Наследница достойных (СИ) - Ваганова Ирина Львовна. Страница 4
Получив приглашение на беседу в отцовский кабинет, я не сомневалась, что меня пожурят за неподобающее поведение, и готовила оправдания — привыкла отвечать не только за себя, но и за младших. Папа не был слишком строг, но огорчать его не хотелось, поэтому я состроила виноватую рожицу и надеялась, что разговор, как обычно, завершится объятьями и поцелуями.
Около кабинета меня встретила мама. Обычно она занималась младшими, поэтому ее присутствие удивило.
— С кем крошка Лу? — я огляделась.
Мама не ответила, обняла и едва заметно всхлипнула. Неужели все настолько серьезно, что она решила поддержать меня в разговоре с отцом? Я оторопела, стараясь припомнить, не повредили мы часом автомобиль гостя? Никакого видимого ущерба наша ватага не нанесла. Так что же нам предъявляют?
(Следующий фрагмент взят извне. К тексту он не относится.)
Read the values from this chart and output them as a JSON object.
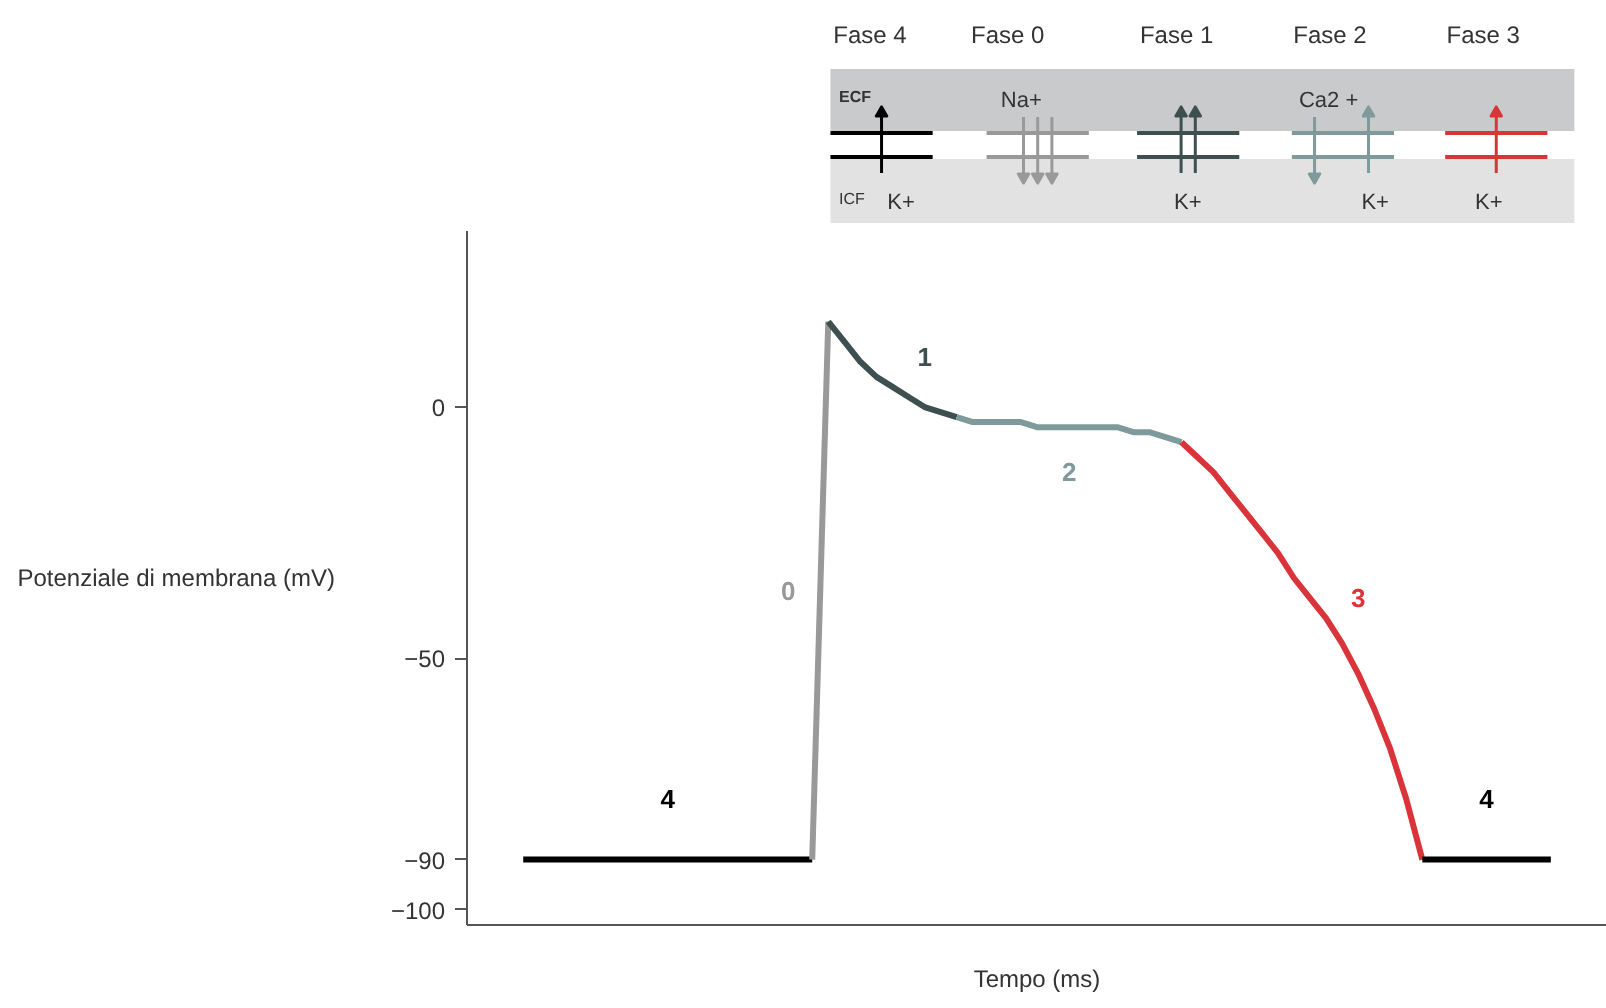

Порог мы перешагнули в обнимку, но в комнате мама прошла вперед и встала за спиной отца. Холодок пробежал по спине — они вдвоем станут меня отчитывать?
— Сядьте обе, — в отцовском голосе чувствовалось непривычное напряжение.
Я послушно заняла стул, стоявший около стены — хотелось смотреть в окно, избегая чересчур серьезных лиц родителей. Они говорили по очереди. Я молчала. Уж лучше бы меня ругали. Минут пятнадцать мама и папа убеждали принять приглашение Боннтов и познакомиться с их сыном. Я готова была спорить на что угодно: они, скорее, уговаривали друг друга, чем меня.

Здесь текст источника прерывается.